Two days ago, I was feeling overwhelmed by my mounting responsibilities and LONG days. Life tends to play out in cycles – in ebb and flow. In a mom’s life there’s seldom any “ebb” – There’s busy, and there’s out of control! I realised, after a difficult night sleep that I was stressing over something I did not have to do. I had set myself up by saying, “Yes” to something that I had no business saying “Yes” to. I wanted to please. I wanted to help, and I was suffering for it – Once I realised the enormity of what I had gotten myself into, I decided that I had to get out of it. I had to contact someone to tell them news he/she would not want to hear, “Count me out.” I took a deep breath, rehearsed my straightforward but polite speech, and made the call. Whew! It was SO liberating. I survived that dreaded phone call. Nobody died or fell apart as a result of it! “I did it,” I thought, “I took care of myself.” It felt good!

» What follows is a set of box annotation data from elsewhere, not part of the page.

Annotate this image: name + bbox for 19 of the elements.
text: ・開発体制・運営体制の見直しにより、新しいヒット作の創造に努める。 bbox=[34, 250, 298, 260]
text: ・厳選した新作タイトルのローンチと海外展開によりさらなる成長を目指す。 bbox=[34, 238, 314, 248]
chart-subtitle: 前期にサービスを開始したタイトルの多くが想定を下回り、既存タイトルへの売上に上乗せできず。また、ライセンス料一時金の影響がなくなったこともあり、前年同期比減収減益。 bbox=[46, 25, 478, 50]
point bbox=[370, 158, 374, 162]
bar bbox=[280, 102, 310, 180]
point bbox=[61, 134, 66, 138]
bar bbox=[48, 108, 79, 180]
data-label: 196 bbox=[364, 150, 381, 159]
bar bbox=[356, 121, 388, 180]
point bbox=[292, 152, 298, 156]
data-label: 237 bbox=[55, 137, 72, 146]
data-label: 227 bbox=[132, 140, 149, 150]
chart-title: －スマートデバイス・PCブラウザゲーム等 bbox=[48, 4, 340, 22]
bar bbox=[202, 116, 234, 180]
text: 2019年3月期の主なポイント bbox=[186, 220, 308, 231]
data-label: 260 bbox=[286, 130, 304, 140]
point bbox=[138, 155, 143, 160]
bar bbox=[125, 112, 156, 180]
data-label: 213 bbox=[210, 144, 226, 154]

We often think that things will not work out if we decline a request to volunteer – that things will somehow crumble in our absence. How egocentric we can sometimes be! The truth is that life does go on, and whoever asked for our help will find another, or take care of things themselves.
I felt like a prisoner who had just been exonerated. I was on a roll! There was another person who asked me for something – a favor for which I was not completely comfortable. Again, I gave a kind, but firm, “No,” and an “I wish you well.” I think I’m finally growing into my own forty- something year old skin! I may look a bit worse for wear, but mentally I feel better than ever!
I love spending my days and evenings taking care of others. It’s who I am. For once, however, it felt so good taking care of myself! “No – ” a most empowering word. You must try it sometimes!